The third mark of apostles is that they teach the faith of the church that Jesus founded and left the Apostles [upper-case A] in charge of. We have scriptures and creeds and ancient liturgical forms—and, for that matter, bishops—for a reason. These things keep us grounded in the bedrock of God’s revelation to humankind in Jesus Christ.
Finally, if we are to “receive” Jesus by receiving those whom he sends, what does such “receiving” look like? Well, for a third time, I’ve got three things to say. (I swear, this is the first time I’ve ever done this in a sermon!)
First, receiving those who speak for Jesus takes the form of listening and heeding. If we have learned how to spot and avoid false prophets, and then how discern authentic ones, it becomes a matter of simply paying attention, and then acting somehow on what we hear. More easily said than done, no doubt, but … there it is.
Second, receiving those who speak for Jesus takes the form of supporting them. Jesus uses an image of minimalism—a cup of cold water—to represent what he’s talking about. Stewardship comes into play here, certainly, but also prayer and encouragement.
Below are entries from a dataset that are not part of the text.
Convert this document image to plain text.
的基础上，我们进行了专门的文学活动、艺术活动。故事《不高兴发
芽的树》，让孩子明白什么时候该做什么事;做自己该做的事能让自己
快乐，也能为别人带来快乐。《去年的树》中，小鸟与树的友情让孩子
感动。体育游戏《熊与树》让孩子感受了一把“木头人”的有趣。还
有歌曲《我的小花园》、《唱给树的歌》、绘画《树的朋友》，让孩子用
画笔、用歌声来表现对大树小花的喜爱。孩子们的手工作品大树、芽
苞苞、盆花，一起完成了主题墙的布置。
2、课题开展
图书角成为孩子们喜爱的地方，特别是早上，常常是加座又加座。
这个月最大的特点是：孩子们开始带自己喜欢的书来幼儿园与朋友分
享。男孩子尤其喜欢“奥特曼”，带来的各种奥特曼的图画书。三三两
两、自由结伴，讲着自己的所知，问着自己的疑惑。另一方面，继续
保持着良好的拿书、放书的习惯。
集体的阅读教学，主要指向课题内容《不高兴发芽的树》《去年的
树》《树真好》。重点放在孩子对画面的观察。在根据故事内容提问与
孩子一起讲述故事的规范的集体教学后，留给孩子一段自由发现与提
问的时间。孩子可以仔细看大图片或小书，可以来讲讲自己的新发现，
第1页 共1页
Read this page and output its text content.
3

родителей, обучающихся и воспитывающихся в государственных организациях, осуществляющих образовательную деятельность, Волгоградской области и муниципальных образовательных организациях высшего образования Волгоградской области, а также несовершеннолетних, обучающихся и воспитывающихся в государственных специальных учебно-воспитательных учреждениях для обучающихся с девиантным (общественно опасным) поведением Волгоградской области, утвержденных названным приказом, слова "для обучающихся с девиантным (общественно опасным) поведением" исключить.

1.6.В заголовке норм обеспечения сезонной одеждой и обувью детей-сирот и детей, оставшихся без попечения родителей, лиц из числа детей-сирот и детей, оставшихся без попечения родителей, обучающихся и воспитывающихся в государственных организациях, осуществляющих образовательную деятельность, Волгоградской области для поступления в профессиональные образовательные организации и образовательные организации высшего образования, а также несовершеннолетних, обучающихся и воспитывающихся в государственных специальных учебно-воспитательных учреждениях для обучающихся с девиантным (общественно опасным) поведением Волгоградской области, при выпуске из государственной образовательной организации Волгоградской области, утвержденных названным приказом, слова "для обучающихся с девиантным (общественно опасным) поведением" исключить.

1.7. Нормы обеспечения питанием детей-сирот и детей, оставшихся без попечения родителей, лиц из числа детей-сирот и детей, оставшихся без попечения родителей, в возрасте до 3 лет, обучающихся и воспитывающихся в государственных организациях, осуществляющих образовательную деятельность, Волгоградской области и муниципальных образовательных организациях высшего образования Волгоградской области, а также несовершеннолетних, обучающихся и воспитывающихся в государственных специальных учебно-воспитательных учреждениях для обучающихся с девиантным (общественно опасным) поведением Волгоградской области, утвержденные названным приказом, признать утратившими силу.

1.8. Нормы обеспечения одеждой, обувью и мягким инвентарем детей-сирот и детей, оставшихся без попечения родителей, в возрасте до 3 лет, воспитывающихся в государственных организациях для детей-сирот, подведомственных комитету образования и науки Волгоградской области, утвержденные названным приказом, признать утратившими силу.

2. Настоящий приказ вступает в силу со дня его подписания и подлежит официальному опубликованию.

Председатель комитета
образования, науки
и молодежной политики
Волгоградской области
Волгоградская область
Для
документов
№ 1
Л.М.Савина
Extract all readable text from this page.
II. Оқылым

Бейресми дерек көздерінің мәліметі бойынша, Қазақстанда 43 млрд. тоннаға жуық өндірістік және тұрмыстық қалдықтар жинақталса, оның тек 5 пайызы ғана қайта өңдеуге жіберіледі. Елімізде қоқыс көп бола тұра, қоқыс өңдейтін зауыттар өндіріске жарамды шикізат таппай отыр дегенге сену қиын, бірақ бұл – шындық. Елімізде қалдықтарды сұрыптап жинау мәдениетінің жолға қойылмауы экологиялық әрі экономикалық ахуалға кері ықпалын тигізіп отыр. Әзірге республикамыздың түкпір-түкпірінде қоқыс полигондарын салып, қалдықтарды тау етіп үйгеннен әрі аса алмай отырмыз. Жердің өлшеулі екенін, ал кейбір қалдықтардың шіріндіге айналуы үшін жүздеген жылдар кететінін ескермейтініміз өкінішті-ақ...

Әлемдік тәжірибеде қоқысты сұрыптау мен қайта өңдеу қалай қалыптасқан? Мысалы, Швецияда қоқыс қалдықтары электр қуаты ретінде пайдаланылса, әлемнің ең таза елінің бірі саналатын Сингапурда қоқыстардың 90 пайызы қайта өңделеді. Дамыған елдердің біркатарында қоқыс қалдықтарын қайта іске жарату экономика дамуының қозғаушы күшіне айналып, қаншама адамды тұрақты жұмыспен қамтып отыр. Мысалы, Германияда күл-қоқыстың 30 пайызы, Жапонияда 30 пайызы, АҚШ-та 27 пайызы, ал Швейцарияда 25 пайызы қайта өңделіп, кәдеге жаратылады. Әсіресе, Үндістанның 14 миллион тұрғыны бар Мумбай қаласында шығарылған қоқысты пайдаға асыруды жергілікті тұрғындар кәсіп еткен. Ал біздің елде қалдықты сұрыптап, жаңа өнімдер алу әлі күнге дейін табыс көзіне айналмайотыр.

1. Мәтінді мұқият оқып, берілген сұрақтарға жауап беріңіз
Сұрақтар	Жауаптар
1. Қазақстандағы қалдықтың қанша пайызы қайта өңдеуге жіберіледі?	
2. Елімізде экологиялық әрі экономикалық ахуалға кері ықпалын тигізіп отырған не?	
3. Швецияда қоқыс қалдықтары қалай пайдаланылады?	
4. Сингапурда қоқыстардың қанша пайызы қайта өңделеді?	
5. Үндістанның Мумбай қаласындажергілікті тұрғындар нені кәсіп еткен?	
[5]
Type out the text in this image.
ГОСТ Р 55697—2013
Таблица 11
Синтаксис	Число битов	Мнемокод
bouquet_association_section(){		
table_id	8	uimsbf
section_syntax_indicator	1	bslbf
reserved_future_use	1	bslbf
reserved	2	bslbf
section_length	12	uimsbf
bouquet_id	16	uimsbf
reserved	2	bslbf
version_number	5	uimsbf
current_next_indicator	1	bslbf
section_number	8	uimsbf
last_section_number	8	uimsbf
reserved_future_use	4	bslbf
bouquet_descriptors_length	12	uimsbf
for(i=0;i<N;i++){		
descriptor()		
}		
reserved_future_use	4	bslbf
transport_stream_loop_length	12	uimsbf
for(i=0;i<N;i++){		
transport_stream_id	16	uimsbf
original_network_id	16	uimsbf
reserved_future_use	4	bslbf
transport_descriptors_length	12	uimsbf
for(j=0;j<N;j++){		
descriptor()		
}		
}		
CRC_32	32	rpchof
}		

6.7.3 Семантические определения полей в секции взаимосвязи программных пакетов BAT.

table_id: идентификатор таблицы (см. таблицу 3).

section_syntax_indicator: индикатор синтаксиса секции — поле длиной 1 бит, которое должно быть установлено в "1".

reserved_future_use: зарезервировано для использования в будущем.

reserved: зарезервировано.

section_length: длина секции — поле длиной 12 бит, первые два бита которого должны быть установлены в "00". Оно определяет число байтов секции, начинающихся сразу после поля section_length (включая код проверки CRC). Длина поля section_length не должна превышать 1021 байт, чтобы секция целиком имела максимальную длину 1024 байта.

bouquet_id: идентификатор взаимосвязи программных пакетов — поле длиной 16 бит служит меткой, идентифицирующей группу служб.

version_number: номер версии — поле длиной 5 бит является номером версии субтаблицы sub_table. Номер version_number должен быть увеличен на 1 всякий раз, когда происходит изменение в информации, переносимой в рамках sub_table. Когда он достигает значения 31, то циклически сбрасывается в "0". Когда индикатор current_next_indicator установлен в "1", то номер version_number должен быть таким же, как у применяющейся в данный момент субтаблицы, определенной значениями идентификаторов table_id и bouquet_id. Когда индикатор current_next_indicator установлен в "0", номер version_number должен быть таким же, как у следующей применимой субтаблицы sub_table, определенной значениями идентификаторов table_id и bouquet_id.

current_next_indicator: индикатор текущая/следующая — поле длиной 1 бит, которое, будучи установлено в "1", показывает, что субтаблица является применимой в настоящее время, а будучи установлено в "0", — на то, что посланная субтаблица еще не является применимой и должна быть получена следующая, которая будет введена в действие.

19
Not everyone is necessarily called to be on the front lines of taking the gospel into the world, but if we’re not among those landing parties, we should strongly consider the probability that we are called to support them from the rear—financially, materially, with prayer and encouragement.
Third, receiving those who speak for Jesus takes the form of emulating and joining them. You had to know I would get to that eventually, right? We are called “Christians,” after all, and the Christ—the messiah, the anointed one of God—is none other than Jesus. If we are called by his name, we ourselves are his messengers, carrying the gospel of reconciliation through the blood of his cross into the world, and looking for that cup of cold water as a token of support.
Those who receive the representatives of Jesus receive Jesus himself. Amen.